In his column in The Broker 15, Ko Colijn refers to Isabelle Duyvesteyn who posits that intervention in fragile, conflict-ridden countries in order to build stable and democratic states is counterproductive. Duyvesteyn points to the history of state formation in early modern Europe where war and statebuilding where intimately connected: to finance the war effort, governments created tax bureaucracies that evolved into full-bred state institutions. Democratisation followed because citizens demanded representation in policymaking in return for the payment of tax. In addition, wars built nations as having a common enemy strengthened national coherence and identity. These historical developments are often, as Duyvesteyn does, compared with current-day statebuilding efforts. The conclusion she draws is that states can only be strengthened from the inside, and that warfare can have a constitutive role to play in these processes. As Edward Luttwak put it a decade ago, “Give War a Chance”.

However, the comparison between early modern European state formation and contemporary problems in fragile states is fundamentally flawed. The context has changed to such an extent that the parallel cannot be drawn. There are at least two major differences between then and now. First, the wars that led to statebuilding in the past were external wars, fought with other states, whereas most of today’s wars are civil wars. The consequences of these civil wars are in many ways the complete opposite of statebuilding: they destroy the national economy, cause productive middle classes to flee, divide up the nation into competing identity groups, and lead to a crumbling of state institutions and taxation capacity. Contemporary wars do not build states, they distintegrate them.

The second major difference is globalisation. Current-day civil wars do not occur in isolation, but are in many ways connected to global processes. Just think of the impact of rich countries’ quest for natural resources, or the War on Terror, or the international division of labour, or trade barriers, or global price shocks, or transnational criminal networks... External factors play important roles in causing and prolonging these wars, and therefore external involvement is needed in ending them. (If for no other reason, then at least out of self-interest: the ramifications of these wars can be felt across the world in the form of refugee flows, trade shocks and even terrorist attacks.)

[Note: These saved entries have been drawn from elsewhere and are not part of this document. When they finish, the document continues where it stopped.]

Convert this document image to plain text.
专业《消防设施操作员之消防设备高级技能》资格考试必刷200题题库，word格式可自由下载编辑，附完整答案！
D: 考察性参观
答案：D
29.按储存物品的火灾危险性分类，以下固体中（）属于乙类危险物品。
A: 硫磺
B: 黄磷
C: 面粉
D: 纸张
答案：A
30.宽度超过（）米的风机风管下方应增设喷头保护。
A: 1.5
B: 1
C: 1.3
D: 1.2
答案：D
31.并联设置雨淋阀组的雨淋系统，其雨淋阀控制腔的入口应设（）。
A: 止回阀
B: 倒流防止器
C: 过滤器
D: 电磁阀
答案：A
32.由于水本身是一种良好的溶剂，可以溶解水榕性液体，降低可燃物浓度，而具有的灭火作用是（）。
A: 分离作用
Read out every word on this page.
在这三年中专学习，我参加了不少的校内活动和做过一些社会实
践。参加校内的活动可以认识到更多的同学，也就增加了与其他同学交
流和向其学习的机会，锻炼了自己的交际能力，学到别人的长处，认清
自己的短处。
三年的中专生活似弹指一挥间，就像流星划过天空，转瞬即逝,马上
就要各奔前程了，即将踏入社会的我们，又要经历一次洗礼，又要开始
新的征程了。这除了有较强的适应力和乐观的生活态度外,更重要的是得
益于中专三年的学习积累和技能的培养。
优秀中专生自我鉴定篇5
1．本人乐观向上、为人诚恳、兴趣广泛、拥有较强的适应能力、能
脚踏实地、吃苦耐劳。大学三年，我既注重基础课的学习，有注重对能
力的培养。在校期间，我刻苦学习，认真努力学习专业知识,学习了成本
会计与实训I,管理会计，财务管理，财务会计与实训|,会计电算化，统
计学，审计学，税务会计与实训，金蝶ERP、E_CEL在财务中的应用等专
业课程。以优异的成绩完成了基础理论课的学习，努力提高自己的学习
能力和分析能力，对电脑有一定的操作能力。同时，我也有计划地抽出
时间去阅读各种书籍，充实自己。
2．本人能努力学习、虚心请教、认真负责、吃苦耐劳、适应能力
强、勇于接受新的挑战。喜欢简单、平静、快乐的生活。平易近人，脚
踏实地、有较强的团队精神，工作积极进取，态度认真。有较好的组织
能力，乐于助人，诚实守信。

This is not to say that states can be built purely from the outside, or that statebuilding interventions are easy. Efforts to stimulate peace- and statebuilding need to take much better account of local power structures, capacities, and opinions. Imposing alien democratic systems, as we now know, does not work. Neither, indeed, does creating neo-protectorates that depend on the international community for their survival. But standing back and waiting for wars to lead to statebuilding has very little chance of success either.